Mathematical Problems in Engineering
Volume 2011 (2011), Article ID 783516, 12 pages
http://dx.doi.org/10.1155/2011/783516
Research Article

On the Uncontrollability of Nonabelian Group Codes with Uncoded Group 𝑝

Technological Center of Alegrete, Federal University of Pampa (UNIPAMPA) 97546-550 Alegrete, RS, Brazil

Received 5 November 2010; Revised 24 August 2011; Accepted 2 September 2011

Academic Editor: Gerhard-Wilhelm Weber

Copyright © 2011 Jorge Pedraza Arpasi. This is an open access article distributed under the Creative Commons Attribution License, which permits unrestricted use, distribution, and reproduction in any medium, provided the original work is properly cited.

Abstract

Error-correcting encoding is a mathematical manipulation of the information against transmission errors over noisy communications channels. One class of error-correcting codes is the so-called group codes.
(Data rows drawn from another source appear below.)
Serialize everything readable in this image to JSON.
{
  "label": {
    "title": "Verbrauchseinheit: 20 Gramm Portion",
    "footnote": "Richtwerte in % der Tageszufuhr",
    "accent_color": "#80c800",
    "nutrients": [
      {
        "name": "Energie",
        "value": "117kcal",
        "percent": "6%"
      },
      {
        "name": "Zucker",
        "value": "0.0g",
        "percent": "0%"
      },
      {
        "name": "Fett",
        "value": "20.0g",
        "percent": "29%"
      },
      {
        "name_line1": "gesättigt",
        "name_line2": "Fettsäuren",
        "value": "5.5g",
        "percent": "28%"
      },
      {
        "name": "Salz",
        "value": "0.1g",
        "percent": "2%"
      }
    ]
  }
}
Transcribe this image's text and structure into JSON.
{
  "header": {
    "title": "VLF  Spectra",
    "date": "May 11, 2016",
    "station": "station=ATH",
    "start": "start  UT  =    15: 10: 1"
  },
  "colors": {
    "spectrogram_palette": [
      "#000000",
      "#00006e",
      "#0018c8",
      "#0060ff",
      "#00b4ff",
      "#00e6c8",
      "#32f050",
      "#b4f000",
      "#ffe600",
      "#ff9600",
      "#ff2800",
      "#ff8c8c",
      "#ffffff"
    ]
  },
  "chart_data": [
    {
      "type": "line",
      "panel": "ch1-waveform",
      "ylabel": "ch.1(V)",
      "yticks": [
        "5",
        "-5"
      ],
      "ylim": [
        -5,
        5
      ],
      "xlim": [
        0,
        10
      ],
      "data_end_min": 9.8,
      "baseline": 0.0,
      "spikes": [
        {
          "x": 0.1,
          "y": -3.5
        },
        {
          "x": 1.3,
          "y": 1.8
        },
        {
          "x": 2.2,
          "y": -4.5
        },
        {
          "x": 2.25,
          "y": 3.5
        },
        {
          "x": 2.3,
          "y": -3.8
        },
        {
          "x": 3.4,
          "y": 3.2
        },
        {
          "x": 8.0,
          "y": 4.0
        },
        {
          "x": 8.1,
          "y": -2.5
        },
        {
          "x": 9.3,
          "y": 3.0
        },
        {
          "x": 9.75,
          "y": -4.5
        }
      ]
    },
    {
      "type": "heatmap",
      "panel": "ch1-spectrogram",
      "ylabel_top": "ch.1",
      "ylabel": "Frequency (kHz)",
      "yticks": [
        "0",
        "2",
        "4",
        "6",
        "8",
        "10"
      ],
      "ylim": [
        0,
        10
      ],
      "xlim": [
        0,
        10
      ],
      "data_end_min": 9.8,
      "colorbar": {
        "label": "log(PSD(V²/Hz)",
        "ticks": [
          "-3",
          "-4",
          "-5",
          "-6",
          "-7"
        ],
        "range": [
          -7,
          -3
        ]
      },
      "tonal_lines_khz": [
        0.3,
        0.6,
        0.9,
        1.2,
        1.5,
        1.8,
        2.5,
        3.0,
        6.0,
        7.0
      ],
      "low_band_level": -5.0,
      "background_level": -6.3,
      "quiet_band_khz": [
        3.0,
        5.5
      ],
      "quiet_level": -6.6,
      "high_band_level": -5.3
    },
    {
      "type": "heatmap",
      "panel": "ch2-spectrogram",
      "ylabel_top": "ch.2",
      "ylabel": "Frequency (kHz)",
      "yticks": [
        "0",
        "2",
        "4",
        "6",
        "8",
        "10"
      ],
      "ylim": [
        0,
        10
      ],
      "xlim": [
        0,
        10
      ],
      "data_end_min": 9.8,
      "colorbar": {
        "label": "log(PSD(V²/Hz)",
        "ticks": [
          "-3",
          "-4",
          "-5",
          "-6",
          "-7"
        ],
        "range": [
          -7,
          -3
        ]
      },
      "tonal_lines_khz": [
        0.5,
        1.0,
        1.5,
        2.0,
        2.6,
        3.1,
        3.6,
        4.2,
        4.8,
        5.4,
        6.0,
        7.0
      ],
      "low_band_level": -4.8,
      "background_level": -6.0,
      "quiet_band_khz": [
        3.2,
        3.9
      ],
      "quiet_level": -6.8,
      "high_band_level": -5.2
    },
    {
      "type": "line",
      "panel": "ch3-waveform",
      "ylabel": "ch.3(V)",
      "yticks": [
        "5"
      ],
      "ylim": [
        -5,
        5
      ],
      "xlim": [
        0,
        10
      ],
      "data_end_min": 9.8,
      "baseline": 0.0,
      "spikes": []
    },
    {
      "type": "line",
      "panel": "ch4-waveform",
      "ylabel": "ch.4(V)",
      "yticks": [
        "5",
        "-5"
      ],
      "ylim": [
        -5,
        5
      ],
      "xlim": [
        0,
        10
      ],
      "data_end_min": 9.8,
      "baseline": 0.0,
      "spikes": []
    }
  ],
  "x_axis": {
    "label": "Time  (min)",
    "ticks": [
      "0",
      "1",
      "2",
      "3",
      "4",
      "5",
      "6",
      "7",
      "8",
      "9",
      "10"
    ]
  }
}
Presently, there are many good binary group codes which are abelian. A group code is a family of bi-infinite sequences produced by a finite state machine (FSM) homomorphic encoder defined on the extension of two finite groups. As a set of sequences, a group code is a dynamical system and it is known that well-behaved dynamical systems must be necessarily controllable. Thus, a good group code must be controllable. In this paper, we work with group codes defined over nonabelian groups. This necessity on the encoder is because it has been shown that the capacity of an additive white Gaussian noise (AWGN) channel using abelian group codes is upper bounded by the capacity of the same channel using phase shift keying (PSK) modulation eventually with different energies per symbol. We will show that when the trellis section group is nonabelian and the input group of the encoder is a cyclic group with, 𝑝 elements, 𝑝 prime, then the group code produced by the encoder is noncontrollable.